Ministère des Affaires Populaires
De plus en plus, j’ai du mal avec la chanson qu’il faut aimer parce qu’on est de gauche.
Avec le truc qui passe dans les soirées et qui représente une sorte d’horizon musical indépassable parce qu’à un moment ça fait rimer insoumis avec salami.
Avec ces groupes aux vers de mirlitons revendicatifs sur fond de musique ensoleillée ou balkanisante de supermarché, ces groupes de rap soit-disant conscients qui débitent des truismes sur une musique très énervée parce qu’ils sont eux mêmes très énervées et que c’est indicible avec les mots, tu’ois.
Avec ces groupes qui fleurissent sous l’œil affable et condescendant de mélomanes de fin de meeting, celui qui a l’intégrale de Jacques Brel et une idée très arrêtée du rap.

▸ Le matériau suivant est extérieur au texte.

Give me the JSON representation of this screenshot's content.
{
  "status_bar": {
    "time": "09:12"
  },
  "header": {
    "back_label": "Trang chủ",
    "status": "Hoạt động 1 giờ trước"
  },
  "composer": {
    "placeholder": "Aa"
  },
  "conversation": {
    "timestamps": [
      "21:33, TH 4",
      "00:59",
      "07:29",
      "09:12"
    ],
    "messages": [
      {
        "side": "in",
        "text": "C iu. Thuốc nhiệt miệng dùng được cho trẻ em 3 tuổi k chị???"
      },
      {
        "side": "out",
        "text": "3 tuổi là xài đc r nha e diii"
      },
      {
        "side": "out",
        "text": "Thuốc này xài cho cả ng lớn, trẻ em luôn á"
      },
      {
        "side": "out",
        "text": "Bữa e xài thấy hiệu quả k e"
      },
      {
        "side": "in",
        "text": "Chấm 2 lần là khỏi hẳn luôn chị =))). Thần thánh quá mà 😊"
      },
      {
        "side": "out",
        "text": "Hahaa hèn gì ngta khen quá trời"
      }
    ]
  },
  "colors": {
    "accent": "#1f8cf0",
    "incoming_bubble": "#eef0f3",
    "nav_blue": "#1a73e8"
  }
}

C’est insupportable à bien des points… C’est agaçant ce manque de curiosité, et même quelque part un désintérêt de la musique qui me semble incompatible avec les idéaux universels…
Mais pendant combien de temps
j’ai été le sectaire de service parce que je refusais de trouver « bien » des rockeurs nazes à cheveux sale parce qu’ils faisaient
rimer camarade avec orangeade. A une époque, il fallait absolument écouter le secteur Ä…
Mais depuis, il va bien Doc Gynéco ? Je n’ai pas de nouvelle...
Clairement, pour un Têtes Raides, combien de Tryo ? Pour un Hamé, combien de Kenny Arkana ? Surtout elle. Rien que de l’entendre, c’est simple, j’ai la courante.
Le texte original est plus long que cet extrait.